One may defy human laws, but no one can withstand the laws of nature.
Very true, and reflects how not all human laws are even worth following. A lot of laws have no moral basis, as is the case in all intellectual property, copyright, censorship, voting and drafting laws. All power stems from the barrel of a gun, as the saying goes, and the might to make rights(which erodes without citizen might) do not have right in mind. In all liklihood, it will wrong. Nature's laws or more accurately, the laws of physics(as best as we can understand them from our theories) are the closest laws we have that can't be broken- but that's based on theory and hypotheses.
'Those 11,000,000 eggs. But I'll make one comment.'
'If all their eggs hatched, just four codfish could feed England, America and Norway'
An optimistic take, but one that underlines how ineffective our current farming abilities are, and one that highlights how nature's gifts of food far outweigh even Jesus' miracles when he provided bread and fish to the thousands. Here, just four ordinary fish provide food for the millions.
Thus to that question asked 6,000 years ago in the Book of Ecclesiastes - 'Who can fathom the soundless depths?' - Two men out of all humanity have now earned the right to reply. Captain Nemo and I.
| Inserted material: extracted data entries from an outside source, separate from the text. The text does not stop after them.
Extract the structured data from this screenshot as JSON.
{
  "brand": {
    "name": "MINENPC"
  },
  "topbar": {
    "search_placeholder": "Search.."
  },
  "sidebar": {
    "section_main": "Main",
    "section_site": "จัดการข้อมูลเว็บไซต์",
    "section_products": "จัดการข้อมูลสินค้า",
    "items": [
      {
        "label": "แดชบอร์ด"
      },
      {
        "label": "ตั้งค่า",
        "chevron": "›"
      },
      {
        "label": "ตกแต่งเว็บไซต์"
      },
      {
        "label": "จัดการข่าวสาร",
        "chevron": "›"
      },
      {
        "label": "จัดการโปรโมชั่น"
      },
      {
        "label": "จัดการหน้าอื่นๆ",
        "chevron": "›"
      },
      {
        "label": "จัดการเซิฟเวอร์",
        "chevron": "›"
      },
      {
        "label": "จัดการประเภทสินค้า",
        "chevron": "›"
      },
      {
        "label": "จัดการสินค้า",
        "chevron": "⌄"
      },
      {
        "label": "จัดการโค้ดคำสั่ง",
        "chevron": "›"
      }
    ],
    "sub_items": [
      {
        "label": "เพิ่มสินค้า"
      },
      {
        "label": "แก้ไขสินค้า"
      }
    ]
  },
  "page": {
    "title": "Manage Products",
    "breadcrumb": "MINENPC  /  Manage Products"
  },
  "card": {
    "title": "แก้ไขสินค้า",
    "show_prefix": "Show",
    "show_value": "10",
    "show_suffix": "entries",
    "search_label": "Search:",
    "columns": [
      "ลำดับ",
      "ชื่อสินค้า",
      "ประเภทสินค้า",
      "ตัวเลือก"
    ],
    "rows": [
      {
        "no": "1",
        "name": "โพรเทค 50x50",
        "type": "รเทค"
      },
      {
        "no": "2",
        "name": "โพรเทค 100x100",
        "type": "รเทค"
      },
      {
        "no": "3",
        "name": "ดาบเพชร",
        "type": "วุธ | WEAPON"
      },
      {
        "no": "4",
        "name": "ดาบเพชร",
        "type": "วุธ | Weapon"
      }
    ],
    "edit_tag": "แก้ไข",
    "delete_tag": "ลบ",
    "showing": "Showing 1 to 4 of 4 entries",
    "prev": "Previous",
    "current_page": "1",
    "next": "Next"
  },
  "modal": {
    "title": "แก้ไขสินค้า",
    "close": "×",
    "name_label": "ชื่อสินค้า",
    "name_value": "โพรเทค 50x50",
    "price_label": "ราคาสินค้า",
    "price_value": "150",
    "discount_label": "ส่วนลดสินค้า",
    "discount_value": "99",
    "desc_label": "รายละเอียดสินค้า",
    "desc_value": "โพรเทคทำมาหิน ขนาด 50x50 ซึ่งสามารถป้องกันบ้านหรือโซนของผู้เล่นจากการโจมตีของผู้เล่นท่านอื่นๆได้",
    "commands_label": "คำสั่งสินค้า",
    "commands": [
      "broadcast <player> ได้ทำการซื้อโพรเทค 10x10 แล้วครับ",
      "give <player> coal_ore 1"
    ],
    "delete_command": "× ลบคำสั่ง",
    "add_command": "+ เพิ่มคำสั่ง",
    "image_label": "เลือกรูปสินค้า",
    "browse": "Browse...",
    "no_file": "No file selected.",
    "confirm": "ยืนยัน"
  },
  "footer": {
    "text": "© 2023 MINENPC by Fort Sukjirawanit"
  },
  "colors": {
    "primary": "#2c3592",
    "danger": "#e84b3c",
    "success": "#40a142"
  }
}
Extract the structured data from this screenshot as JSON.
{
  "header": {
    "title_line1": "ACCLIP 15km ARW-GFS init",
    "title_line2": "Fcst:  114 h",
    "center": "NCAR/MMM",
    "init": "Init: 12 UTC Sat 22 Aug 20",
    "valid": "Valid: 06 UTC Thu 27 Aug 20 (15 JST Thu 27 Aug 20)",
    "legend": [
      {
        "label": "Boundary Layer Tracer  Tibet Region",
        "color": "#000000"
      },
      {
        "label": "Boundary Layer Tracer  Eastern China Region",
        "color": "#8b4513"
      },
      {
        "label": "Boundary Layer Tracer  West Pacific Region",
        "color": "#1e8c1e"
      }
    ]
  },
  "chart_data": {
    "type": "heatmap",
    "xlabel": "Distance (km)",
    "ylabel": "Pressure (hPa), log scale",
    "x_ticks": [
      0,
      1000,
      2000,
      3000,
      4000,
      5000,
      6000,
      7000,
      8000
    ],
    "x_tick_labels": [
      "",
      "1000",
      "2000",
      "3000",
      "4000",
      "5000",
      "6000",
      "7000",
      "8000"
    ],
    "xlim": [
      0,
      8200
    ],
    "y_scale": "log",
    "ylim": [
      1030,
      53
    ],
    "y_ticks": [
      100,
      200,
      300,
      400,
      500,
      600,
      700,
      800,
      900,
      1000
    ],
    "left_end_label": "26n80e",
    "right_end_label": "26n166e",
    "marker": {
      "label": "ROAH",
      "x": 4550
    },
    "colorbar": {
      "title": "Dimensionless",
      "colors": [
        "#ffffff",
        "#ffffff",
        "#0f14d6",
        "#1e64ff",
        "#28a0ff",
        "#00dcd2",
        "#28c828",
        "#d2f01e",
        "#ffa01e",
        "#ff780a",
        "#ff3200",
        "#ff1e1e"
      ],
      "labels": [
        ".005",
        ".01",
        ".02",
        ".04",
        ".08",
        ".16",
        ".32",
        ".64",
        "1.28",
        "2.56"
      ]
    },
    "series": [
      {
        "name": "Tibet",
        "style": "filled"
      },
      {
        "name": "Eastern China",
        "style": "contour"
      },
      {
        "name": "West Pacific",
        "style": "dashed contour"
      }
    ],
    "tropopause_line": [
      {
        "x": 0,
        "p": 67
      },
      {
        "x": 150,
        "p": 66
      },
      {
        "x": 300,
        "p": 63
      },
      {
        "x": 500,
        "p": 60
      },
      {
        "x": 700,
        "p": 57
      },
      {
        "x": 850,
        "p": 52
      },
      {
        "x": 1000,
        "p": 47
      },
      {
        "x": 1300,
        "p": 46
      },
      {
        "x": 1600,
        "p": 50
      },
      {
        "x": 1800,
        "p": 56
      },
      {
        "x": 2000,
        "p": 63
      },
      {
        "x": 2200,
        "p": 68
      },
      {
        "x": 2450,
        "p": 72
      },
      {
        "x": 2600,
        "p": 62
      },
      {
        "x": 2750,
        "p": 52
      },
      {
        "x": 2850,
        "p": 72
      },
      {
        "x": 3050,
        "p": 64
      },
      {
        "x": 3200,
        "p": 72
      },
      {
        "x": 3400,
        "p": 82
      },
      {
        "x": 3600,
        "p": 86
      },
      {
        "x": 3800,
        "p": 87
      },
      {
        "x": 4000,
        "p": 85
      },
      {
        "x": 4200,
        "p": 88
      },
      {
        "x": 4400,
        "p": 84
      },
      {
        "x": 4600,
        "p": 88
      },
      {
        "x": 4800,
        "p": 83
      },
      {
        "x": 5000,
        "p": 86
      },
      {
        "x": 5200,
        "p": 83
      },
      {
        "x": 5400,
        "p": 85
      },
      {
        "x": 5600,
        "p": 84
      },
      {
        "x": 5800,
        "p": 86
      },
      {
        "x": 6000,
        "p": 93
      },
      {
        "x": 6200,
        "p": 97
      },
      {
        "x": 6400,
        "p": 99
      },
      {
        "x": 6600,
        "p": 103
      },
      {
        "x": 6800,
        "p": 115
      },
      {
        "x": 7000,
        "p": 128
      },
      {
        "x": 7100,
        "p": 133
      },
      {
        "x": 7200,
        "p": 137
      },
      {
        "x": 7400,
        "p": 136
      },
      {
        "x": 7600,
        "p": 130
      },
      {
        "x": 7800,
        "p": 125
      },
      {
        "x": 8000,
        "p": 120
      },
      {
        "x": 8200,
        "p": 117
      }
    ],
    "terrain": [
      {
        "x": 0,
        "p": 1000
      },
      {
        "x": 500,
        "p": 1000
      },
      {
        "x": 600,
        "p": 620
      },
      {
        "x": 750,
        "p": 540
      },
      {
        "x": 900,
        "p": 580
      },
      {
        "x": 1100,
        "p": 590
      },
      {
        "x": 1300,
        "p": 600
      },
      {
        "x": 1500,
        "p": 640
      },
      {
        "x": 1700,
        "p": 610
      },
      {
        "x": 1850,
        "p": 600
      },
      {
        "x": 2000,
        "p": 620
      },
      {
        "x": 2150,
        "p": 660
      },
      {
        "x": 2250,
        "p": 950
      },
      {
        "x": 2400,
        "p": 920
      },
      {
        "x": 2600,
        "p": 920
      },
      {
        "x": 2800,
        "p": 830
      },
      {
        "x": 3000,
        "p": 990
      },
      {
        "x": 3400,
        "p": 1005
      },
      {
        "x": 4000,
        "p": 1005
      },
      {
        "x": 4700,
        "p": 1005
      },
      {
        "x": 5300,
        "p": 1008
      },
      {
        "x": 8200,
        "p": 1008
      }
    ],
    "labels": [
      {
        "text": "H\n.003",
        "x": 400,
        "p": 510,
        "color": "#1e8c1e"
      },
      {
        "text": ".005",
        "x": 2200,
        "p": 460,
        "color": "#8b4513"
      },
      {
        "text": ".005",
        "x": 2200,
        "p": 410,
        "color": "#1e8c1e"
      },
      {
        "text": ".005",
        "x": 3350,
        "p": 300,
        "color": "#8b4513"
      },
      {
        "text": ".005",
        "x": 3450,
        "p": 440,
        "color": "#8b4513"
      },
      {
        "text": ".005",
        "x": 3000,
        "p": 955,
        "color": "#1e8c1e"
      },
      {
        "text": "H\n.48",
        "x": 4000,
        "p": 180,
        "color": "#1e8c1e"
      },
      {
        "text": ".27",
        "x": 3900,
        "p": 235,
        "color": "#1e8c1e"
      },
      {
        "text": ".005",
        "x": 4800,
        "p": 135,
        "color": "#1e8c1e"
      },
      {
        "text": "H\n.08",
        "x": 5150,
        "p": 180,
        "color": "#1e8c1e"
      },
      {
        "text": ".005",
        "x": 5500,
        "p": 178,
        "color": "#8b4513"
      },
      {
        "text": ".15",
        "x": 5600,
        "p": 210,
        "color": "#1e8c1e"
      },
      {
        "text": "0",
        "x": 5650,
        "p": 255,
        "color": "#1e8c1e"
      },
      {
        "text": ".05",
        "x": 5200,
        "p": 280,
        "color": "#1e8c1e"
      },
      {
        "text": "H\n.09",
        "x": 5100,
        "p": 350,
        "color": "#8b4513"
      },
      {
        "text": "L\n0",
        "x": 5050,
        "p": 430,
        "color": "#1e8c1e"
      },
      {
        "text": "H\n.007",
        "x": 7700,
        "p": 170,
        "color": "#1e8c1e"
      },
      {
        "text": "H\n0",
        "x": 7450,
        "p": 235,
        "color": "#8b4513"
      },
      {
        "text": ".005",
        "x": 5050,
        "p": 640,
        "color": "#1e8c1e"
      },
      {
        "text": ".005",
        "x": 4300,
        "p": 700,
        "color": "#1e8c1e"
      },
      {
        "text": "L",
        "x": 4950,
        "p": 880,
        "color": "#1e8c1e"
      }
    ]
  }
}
Another poetic phrasing, that refers the book of Ecclesiastes which refers to the bottom of the Ocean(among other things), as a demonstration of the worlds mysteries and science's inferiority. Here, it is shown that just one man divorced of all ties to the world, can uncover these mysteries - To this day, this remains true that just one man can uncover so many mysteries, considering that the ocean depths are misunderstood compared to our understandings of Space.
Aures habent et non audient!
Latin, translates to "I can't believe my ears!"
Mobilis in Mobili
Latin, translates to "Change in a Changing medium".
Latin, translates to "Sick Man's dreams", but dreams can be nightmares or hallucinations.
The Eighth Wonder
The Devil Take him
A selection of short witty phrases I enjoyed.